Guest post by Lucy Bonnerjea: Care Homes, Round Two and Mental Capacity

This guest post was written by Lucy Bonnerjea, writing in a personal capacity. Lucy Bonnerjea was a civil servant for 20 years which included being the MCA Policy lead. She now works on MCA implementation. You can contact Lucy at Lucy.Bonnerjea@gmail.com.

ROUND ONE was the coronavirus epidemic in Care Homes. This has begun to be well documented: a concentration of very vulnerable people, living very close together. They were vulnerable for many reasons – because many need personal care, which means they are more susceptible to infection transmission; many homes did not have sufficient PPE; many sent and received residents to and from hospitals without any Covid-19 testing; many were and are staffed with support workers living in disadvantaged areas and themselves more susceptible to the coronavirus. While the deaths have been documented, the sustained care provided by many of the support staff, working despite their own fears, their own families telling them not to put themselves at risk on public transport and in work places without PPE, has not been documented. That’s a story for another day.

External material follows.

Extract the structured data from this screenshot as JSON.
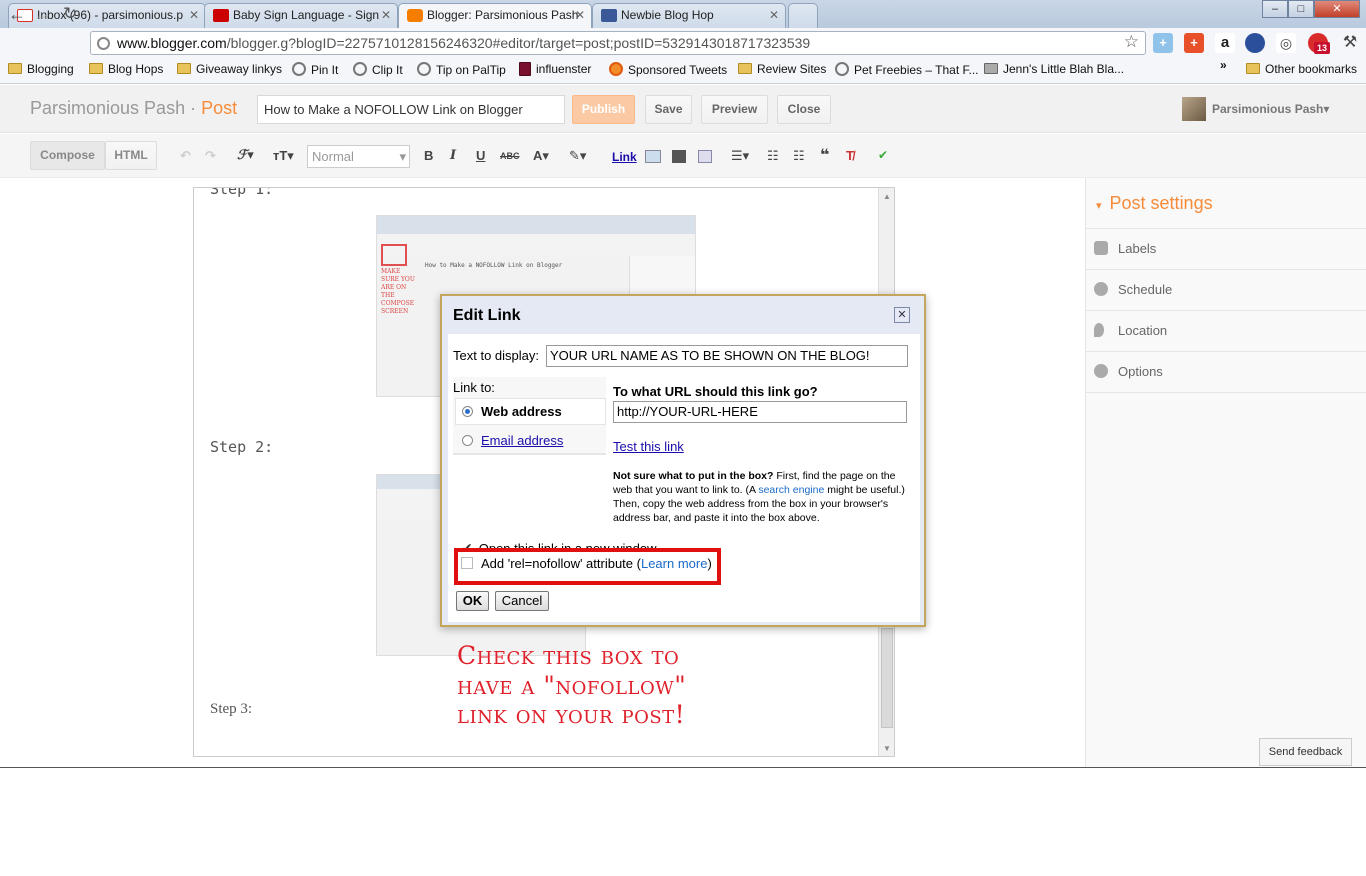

Where was the Mental Capacity Act during this time? Marginal at best. The MCA was trumped by Public Health requirements; which allowed or required ‘self isolation’ which translated into care homes closing their doors to families and visitors; often requiring people to stay in their bedrooms; struggling with reduced, anxious staff to maintain care. Feeding 30 people often without any kitchen staff; providing activities often without activities staff; facilitating regular skype and whats app calls to worried families; cleaning sometimes without cleaning staff; challenging remote DNAR decisions, providing health care that would normally be provided in hospital in order to protect people from infection; supporting dignified care for frightened, dying people. Not much scope for supporting personalised decision making.

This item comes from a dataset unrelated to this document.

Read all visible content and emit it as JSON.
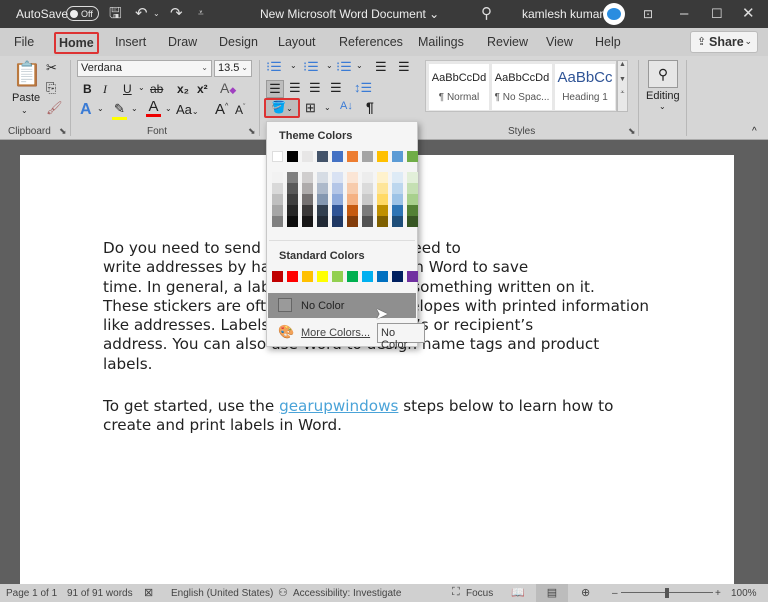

But this is all easing now. Shops are opening; zoos are opening; some of the public can stay away overnight. So are things going back to normal in care homes? Are they returning to a more relaxed, person-centred, less anxious life? With supported decisions; carefully considered best interests decisions, human rights based care and support?

ROUND TWO has arrived. Round two starts with local authorities not eligible for furlough schemes; having lost a lot of their income during the lockdown; struggling to pay their staff.  Their HR and Finance staff discussing restructuring and down sizing. Equally anxious social workers, being encouraged to work at home and use zoom. Many authorities have block contracts with care homes which now have a lot of vacancies. Block contracts guarantee a given value of business to a service provider, over a set period of time, in advance of a service being given. Block contracts allow the local authority to obtain a cheaper per person price.

Block contracts in homes which have had a lot of deaths, mean – in financial terms – the ‘beds must be filled’. They can be filled, quite fast, by moving people into them. Moving people from a care home where the cost is higher to a care home where the cost is lower. This was not possible in the past on any large scale, as the overall number of vacant beds nationally in care homes was low. It is now possible. If, according to the Lancet (May 23, 2020), there may have been 20,000 excess deaths in care homes, there may be 20,000 empty beds.

Large scale forced moves may be prudent efficiency savings or they may be an abuse of the Care Act.  They may be both. The central theme of the Care Act – well-being – may disappear.

Where does this leave people who may lack the capacity to argue with financially driven decisions to fill beds that have been pre-paid? Who is going to use the Mental Capacity Act to weigh up the emotional and personal cost of moving what may be thousands of very vulnerable people away from their care homes and their staff who have known them and supported them in their journey into dementia and disability? Do we know how to measure and value the importance of familiar faces, familiar routines and familiar buildings? How often will social workers make the required referral to independent advocates that many people have the right to? How many social care managers will monitor whether these referrals have been made?

How much do we value the wishes of people who may lack the capacity to ‘weigh up’ the decision to move? What do we think of moving hundreds or thousands of people with learning disabilities against their wishes? How much of a say will families be given? Will we be forcing people to pack their belongings against their wishes? Will we be using force or will we be tricking people into leaving their care homes?

What is the role of the Court of Protection? Human rights lawyers? BIAs? MCA Leads? Independent advocates? Will social workers stand up and make professional ethical social work decisions? What is the role of the national MCA Forum? Will the Department of Health and Social Care provide leadership – monitoring and ask for transparency? Whose role is it, in 2020, to protect and empower?